Dr. Cerebro vs. Suicida
Dr. Cerebro vs. Suicida, hair vs. hair, 11/15/09
This was the most poorly booked hair match I've seen in a long time.
There was no reason for these guys to be fighting, IWRG just threw the match out there like they usually do. The workers were given about a week's turnaround to have a hair match and there wasn't even time to have a series of low blow finishes like Policeman and Centella de Oro. Given the confines of what they were asked to do, it wasn't a bad match, but there wasn't a single bit of effort from the bookers.
All year long, we've relied on a handful of good workers to provide us with entertainment but even they appear to be struggling. IWRG do a good job of dressing their frontmen in tuxs and having the editors go back, back and forth on cuts to make it seem like they're putting on a show, but they haven't given their workers shit to work with all year.
Dr. Cerebro and Suicida falling out doesn't get the blood boiling on a week's notice, so what you got here wasn't really a hair match; it was a singles match where the loser lost his hair. There's a big difference, even if it appears to be lost on IWRG bookers. These guys tried as hard as they could to stiff each other on the punch exchanges, but it's a bit disheartening when tradition is replaced with modified spot after modified spot. Cerebro's old-school enough to know that you've got to take liberties in a hair match, but he's fallen prey to the idea that you have to modify the set-up to everything you do for the tens of people in attendance and the hundreds watching at home. The old-school approach to working a hair match was so simple, and so easy to pull off if you sold well, that it just seems like these guys are breaking their backs for nothing.

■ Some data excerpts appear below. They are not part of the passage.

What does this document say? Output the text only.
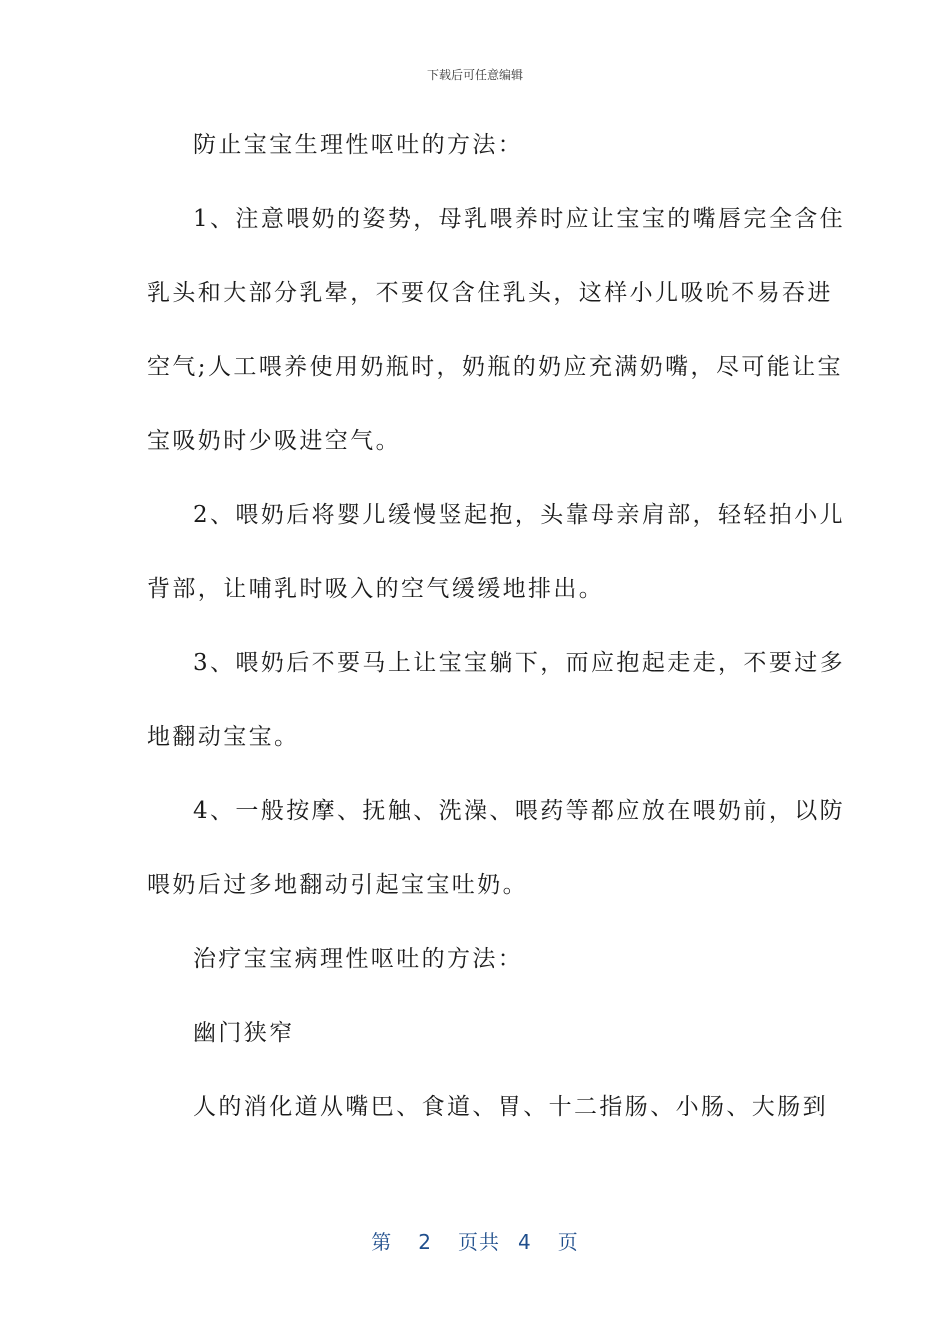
下载后可任意编辑
防止宝宝生理性呕吐的方法：
1、注意喂奶的姿势，母乳喂养时应让宝宝的嘴唇完全含住
乳头和大部分乳晕，不要仅含住乳头，这样小儿吸吮不易吞进
空气;人工喂养使用奶瓶时，奶瓶的奶应充满奶嘴，尽可能让宝
宝吸奶时少吸进空气。
2、喂奶后将婴儿缓慢竖起抱，头靠母亲肩部，轻轻拍小儿
背部，让哺乳时吸入的空气缓缓地排出。
3、喂奶后不要马上让宝宝躺下，而应抱起走走，不要过多
地翻动宝宝。
4、一般按摩、抚触、洗澡、喂药等都应放在喂奶前，以防
喂奶后过多地翻动引起宝宝吐奶。
治疗宝宝病理性呕吐的方法：
幽门狭窄
人的消化道从嘴巴、食道、胃、十二指肠、小肠、大肠到
第 2 页共 4 页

Dr. Cerebro's been one of the top 5 workers this year, but he's no hair match worker. It wasn't so much that he didn't brawl -- at the rate things are going there won't be any brawling in lucha hair matches -- it was more a case that he didn't give Mike Segura anything to retaliate to. Segura tried, but it was difficult to spot where his grievance was. The reason there haven't been any great matches this year is because nobody's been bothered to work the second fall comeback. Even in the various Misioneros/Space Cadets matches that have popped up, there's been nothing tying the falls together. The attitude has been to get the first two falls out of the way and tack on the third fall which everyone knows is the one that counts. You might as well make them single fall contests if you're not going to use the structure that distinguishes lucha from other forms of wrestling.
The highpoint of the match was a slick submission exchange that looked like it was cribbed from the Black Terry/Multifacetico match. I should've seen the writing on the wall at that point, but I'm dumb and wasn't expecting the seconds to get involved. It was the same rubbish as Terry/Multifacetico. Whoever's booking this shit, even if it's Terry himself, obviously thinks this little show number would be even better with dancing girls and a troupe of elephants. Ah well, the double tope spot from Segura and Freelance was pretty spectacular. Segura has the best tope in the business.
Segura won and a minor dispute was settled. I wonder what Cerebro was thinking while he had his hair cut -- "Why the fuck did they book us in this?" would've been my first thought. That's a whole lot of bitching for what you'd probably call a three star match, but there was no effort to make this a great match. I honestly think as soon as Black Terry and Navarro are done, that's me done too.